Le Président poursuit l’objectif de 25 « licornes » d’ici 2025. « Cette ambition numérique saura projeter notre pays pour un avenir au service des biens communs, d’une technologie soucieuse de servir le progrès, l’émancipation, la coopération, la justice sociale » assure le chef de l’État.

40 start-ups seront désignées. Parmi elles, Doctolib, Veepee, OVH ou encore BlaBlaCar et Deezer. « Des sociétés non cotées de la French tech qui ont le potentiel de devenir des champions européens voire mondiaux dans leur secteur » commente BFM Business.

Ce mouvement s'inscrit dans le sillage du rapport de Philippe Tibi, fait au ministre de l’Économie en juillet 2019. « Parmi les 372 licornes décomptées dans le monde à mi-juillet 2019, 182 sont américaines, 94 sont chinoises et seulement 45 sont européennes », regrettait l’auteur.  

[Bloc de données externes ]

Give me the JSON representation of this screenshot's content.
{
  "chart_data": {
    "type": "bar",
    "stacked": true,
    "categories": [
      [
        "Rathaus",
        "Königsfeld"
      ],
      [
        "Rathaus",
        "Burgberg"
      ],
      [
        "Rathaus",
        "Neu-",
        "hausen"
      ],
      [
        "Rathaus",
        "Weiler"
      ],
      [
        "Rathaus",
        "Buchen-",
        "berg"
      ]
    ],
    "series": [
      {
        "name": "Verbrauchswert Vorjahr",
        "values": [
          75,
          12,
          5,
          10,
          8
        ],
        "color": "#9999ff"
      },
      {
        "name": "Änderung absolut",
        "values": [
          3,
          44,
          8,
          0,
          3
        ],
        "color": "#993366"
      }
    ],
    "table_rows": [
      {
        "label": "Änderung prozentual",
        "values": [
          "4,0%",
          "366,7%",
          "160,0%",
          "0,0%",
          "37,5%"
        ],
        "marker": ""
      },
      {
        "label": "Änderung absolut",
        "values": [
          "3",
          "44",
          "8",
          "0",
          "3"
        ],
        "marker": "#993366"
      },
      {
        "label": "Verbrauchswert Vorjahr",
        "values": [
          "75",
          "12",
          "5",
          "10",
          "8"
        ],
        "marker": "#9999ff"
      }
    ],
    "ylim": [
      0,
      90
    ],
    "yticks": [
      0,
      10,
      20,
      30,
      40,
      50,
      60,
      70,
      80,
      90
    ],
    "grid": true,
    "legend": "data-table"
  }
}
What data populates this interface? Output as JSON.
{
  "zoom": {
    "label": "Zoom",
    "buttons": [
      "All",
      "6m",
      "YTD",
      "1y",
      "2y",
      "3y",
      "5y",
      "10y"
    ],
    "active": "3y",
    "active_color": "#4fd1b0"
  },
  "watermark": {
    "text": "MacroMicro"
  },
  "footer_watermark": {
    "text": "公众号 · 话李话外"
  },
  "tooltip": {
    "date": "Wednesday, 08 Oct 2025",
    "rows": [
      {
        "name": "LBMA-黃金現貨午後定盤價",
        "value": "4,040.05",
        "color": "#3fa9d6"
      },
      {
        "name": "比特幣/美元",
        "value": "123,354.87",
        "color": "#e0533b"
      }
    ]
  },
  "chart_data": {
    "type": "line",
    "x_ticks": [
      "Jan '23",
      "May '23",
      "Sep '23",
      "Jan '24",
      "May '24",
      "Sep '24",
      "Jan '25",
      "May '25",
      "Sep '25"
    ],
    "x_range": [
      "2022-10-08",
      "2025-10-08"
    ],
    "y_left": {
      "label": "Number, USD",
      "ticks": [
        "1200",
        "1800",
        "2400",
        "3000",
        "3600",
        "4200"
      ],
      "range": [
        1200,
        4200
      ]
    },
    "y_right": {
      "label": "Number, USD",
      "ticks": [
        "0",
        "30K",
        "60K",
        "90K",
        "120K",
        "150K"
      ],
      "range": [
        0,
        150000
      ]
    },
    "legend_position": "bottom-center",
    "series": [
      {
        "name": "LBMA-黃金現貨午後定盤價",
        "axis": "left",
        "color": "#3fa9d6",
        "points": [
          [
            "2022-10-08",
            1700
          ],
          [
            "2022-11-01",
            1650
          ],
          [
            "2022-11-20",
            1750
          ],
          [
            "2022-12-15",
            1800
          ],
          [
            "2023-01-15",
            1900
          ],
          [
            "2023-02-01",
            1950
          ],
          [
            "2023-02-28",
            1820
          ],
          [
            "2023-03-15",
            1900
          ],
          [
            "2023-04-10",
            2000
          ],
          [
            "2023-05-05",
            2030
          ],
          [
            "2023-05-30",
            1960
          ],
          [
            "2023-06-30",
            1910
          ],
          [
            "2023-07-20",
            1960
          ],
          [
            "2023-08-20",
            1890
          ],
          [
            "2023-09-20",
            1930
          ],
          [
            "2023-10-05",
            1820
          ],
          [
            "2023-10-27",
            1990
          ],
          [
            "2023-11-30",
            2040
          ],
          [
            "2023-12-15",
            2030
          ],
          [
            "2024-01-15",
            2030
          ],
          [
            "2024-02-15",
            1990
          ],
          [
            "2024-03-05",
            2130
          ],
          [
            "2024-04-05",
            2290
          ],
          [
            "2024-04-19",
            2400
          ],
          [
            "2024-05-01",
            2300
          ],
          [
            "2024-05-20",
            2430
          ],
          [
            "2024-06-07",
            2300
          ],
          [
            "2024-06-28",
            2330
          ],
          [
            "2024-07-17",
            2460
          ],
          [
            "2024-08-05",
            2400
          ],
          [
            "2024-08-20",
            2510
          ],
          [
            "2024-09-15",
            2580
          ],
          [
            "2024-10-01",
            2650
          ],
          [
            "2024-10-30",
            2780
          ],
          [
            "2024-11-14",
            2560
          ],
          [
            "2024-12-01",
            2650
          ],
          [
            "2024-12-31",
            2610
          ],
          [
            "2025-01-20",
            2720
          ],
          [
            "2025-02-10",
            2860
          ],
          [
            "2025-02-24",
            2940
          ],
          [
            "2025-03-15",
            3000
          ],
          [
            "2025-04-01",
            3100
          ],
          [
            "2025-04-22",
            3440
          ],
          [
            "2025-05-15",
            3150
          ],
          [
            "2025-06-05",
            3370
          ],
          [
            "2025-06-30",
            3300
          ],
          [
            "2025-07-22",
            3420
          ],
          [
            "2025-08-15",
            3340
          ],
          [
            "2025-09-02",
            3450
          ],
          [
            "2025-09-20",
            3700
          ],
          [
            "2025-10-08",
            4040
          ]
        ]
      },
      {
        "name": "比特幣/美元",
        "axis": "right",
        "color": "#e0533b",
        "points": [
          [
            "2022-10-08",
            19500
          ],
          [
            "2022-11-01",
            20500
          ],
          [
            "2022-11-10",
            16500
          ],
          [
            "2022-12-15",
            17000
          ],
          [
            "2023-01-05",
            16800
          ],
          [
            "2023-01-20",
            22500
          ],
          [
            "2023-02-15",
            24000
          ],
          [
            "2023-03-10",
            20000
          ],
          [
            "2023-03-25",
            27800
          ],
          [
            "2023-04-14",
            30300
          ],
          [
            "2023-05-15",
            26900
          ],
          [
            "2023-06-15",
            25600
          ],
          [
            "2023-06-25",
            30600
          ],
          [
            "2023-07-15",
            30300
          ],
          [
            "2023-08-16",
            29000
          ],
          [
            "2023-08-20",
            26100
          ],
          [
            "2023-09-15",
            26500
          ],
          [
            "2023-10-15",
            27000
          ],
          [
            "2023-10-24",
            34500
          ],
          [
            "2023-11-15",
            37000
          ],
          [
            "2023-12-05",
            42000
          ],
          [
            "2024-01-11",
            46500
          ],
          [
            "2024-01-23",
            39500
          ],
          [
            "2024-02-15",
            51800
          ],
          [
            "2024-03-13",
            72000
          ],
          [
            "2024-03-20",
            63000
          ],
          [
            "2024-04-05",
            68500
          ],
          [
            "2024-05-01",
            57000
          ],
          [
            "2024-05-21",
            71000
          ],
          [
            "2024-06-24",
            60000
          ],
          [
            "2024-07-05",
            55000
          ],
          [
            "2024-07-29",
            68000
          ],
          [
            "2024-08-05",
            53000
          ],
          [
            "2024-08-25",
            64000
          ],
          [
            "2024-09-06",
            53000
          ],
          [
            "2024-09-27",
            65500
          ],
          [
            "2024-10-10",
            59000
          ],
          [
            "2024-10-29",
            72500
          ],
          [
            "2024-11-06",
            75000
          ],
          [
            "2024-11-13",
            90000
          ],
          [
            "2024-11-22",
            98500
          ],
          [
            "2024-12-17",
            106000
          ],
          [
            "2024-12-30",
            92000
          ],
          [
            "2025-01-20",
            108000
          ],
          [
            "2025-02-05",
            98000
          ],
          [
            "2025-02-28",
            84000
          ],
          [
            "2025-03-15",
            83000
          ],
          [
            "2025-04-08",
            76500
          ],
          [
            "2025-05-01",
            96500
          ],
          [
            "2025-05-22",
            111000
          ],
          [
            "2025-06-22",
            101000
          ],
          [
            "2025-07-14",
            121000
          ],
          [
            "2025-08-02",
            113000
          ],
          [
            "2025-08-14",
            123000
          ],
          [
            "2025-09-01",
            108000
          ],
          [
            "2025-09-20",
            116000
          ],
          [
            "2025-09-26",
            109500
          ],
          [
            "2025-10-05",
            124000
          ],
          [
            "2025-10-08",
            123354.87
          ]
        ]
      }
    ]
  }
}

« 5 milliards d’euros c’est significatif. Ça va attirer les capitaux étrangers, permettre à nos entreprises de lever des fonds le plus rapidement et facilement » assure cette fois Cédric O.

Pour le secrétaire d’État au Numérique, « la dernière introduction en bourse d’une entreprise technologique c’était 1996. Nous devons nous battre pour nos emplois et notre souveraineté, c’est pour cela que l’on veut faire émerger des leaders technologiques ».

Une remarque dégommée par Me Archambault : « euh, et @GroupeIliad introduite en 2004, et @AlticeFrance en 2014, ce sont des limonadiers ? La France est le rare pays où les box, présentes dans tous les foyers et élément essentiel de la souveraineté, sont maîtrisées de A à Z par les opérateurs ».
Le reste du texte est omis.